Currently supported distributions choices are "exponential", "weibull", "gamma",
"lnorm", "loglogistic" and "generalgamma" (i.e. generalized gamma distribution).
The logPriorFxn
should take in the a vector of values corresponding to all
the parameters of the model (baseline parameters first, regression parameters second) and returns the
log prior, calculated up to an additive constant. Default behavior is to use a flat prior.
See examples for an example of using the log prior function.
Sampling is done by a single MH block updater on all the parameters.
See ?bayesControls
for more details.
Response variable should either be of the form cbind(l, u)
or Surv(l, u, type = 'interval2')
,
where l
and u
are the lower and upper ends of the interval known to contain the event of interest.

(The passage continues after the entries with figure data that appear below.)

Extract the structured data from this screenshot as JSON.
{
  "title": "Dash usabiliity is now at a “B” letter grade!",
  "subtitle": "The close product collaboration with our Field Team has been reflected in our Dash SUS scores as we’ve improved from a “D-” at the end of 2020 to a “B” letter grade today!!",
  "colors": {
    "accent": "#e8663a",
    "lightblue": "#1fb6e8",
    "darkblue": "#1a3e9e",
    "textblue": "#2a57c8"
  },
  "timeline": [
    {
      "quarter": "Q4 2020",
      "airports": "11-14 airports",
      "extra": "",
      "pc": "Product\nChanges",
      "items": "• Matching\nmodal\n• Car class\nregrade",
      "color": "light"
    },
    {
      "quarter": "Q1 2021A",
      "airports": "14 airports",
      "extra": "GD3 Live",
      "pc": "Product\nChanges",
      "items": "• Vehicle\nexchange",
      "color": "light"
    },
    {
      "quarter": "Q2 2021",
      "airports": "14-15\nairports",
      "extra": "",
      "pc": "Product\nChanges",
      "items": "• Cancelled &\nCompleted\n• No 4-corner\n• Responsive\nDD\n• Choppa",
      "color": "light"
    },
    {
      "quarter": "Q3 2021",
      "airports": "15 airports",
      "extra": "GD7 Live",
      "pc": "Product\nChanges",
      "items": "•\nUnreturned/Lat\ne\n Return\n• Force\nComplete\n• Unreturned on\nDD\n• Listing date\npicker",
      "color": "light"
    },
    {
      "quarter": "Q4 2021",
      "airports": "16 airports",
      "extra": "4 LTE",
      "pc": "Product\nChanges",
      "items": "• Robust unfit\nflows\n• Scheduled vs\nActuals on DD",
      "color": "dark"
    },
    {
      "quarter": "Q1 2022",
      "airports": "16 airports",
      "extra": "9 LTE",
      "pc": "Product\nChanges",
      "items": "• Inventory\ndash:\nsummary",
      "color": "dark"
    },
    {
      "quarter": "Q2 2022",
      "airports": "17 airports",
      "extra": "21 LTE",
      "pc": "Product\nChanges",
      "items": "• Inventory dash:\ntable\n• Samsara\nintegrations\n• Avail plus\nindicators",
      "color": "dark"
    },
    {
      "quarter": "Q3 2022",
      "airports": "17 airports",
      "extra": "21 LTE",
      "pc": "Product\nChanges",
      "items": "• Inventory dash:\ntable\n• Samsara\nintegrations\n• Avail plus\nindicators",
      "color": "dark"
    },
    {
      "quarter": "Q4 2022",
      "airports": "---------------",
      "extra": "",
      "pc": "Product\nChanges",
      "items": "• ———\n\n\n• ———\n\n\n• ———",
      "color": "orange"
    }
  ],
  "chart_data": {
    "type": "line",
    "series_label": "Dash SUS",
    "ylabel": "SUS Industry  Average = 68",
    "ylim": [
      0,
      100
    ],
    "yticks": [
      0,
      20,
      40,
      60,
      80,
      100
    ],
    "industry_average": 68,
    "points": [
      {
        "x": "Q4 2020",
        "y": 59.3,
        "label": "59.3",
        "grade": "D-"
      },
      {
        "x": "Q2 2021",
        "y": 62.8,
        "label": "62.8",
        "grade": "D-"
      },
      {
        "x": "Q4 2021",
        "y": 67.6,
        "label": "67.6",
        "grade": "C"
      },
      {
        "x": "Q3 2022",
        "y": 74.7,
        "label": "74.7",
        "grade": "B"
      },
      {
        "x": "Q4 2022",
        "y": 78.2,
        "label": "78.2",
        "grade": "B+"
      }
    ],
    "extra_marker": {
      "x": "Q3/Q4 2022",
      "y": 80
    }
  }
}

Uncensored data can be included by setting l == u
, right censored data can be included by setting
u == Inf
or u == NA
and left censored data can be included by setting l == 0
.
Does not allow uncensored data points at t = 0 (i.e. l == u == 0
), as this will
lead to a degenerate estimator for most parametric families. Unlike the current implementation
of survival's survreg
, does allow left side of intervals of positive length to 0 and
right side to be Inf
.
In regards to weights, they are not standardized. This means that if weight[i] = 2,
this is the equivalent to having two observations with the same values as subject i.
For numeric stability, if abs(right - left) < 10^-6, observation are considered
uncensored rather than interval censored with an extremely small interval.